Max Ornstil

Personal information
- Date of birth: February 24, 1994 (age 32)
- Place of birth: Oakland, California, United States
- Height: 1.83 m (6 ft 0 in)
- Position: Defender

Youth career
- East Bay United Soccer Club
- 2011–2012: De Anza Force

College career
- Years: Team / Apps / (Gls)
- 2012–2015: Santa Clara Broncos / 74 / (5)

Senior career*
- Years: Team / Apps / (Gls)
- 2013–2014: FC Tucson / 10 / (1)
- 2016: Portland Timbers U23s / 6 / (1)
- 2017–2020: Portland Timbers 2 / 65 / (4)
- 2021–2022: Oakland Roots / 28 / (1)

= Max Ornstil =

American soccer player

Max Ornstil (born February 24, 1994) is an American soccer player.

== Career ==
===Amateur & College===
Ornstil spent four years playing college soccer at Santa Clara University between 2012 and 2015, where he scored 5 goals in 74 appearances for the Broncos, also tallying 3 assists.

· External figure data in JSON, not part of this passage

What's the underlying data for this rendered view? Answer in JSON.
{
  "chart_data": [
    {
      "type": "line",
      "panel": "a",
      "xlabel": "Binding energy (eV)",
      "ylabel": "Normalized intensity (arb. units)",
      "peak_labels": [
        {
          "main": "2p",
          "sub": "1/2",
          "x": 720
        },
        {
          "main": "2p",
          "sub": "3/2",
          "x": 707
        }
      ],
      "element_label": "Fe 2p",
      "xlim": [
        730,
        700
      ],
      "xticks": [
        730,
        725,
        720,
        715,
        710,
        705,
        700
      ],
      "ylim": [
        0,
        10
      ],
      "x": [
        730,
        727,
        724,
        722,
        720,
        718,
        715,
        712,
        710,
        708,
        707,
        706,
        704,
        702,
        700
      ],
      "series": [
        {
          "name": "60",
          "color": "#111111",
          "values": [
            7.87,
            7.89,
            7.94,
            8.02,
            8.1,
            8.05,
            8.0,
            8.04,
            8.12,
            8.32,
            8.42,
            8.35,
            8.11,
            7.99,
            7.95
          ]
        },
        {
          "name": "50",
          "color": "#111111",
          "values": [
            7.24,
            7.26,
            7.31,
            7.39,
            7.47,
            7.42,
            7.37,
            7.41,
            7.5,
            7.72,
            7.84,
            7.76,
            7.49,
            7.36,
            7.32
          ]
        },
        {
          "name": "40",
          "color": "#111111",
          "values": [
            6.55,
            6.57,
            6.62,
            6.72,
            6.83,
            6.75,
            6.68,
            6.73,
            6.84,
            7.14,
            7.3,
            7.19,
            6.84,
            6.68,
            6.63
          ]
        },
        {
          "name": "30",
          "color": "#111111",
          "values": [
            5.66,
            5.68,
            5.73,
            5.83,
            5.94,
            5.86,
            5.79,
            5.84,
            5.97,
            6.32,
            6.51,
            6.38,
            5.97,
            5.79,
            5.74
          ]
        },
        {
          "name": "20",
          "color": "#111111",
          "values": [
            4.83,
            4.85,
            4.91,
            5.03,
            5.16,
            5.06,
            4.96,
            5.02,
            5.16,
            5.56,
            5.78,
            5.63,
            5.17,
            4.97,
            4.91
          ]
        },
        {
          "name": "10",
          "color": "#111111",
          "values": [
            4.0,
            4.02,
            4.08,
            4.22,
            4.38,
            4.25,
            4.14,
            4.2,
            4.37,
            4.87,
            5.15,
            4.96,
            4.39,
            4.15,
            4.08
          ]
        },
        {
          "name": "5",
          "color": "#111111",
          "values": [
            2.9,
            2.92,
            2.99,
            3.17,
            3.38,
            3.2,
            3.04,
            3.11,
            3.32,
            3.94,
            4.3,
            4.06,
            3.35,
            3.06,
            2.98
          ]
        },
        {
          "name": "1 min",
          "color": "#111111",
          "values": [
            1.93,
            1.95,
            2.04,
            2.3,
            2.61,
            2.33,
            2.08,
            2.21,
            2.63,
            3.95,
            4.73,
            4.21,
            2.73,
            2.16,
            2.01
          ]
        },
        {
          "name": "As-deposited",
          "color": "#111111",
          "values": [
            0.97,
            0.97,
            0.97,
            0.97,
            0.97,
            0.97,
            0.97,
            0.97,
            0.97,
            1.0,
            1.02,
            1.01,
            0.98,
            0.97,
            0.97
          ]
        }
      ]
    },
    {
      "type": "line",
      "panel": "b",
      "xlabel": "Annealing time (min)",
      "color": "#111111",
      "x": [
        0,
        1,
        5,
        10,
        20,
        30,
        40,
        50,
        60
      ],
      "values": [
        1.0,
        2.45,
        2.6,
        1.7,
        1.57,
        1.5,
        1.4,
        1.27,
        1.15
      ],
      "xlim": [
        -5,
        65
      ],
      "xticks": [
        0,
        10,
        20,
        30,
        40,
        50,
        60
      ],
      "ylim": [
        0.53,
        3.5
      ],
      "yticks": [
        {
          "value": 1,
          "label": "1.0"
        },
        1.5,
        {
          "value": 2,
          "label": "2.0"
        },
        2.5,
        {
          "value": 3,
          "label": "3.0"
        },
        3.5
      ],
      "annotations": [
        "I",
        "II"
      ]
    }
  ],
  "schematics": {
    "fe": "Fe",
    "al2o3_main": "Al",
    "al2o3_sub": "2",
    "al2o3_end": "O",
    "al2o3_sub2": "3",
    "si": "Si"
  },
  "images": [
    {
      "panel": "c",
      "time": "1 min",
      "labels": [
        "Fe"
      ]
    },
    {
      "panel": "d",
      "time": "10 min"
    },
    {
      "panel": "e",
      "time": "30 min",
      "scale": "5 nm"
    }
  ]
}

Ornstil also appeared for USL PDL side FC Tucson in 2013 and 2014, and Portland Timbers U23s in 2016 after finishing college.

=== Professional ===
Ornstil signed with United Soccer League side Portland Timbers 2 in March 2017.

On December 1, 2020, Ornstil joined USL Championship side Oakland Roots ahead of the 2021 season. He left Oakland following their 2022 season.

==Personal life==

He was born and raised in Oakland, California. He went to St. Paul's Episcopal School for elementary and middle school and played for local youth team East Bay United/Bay Oaks.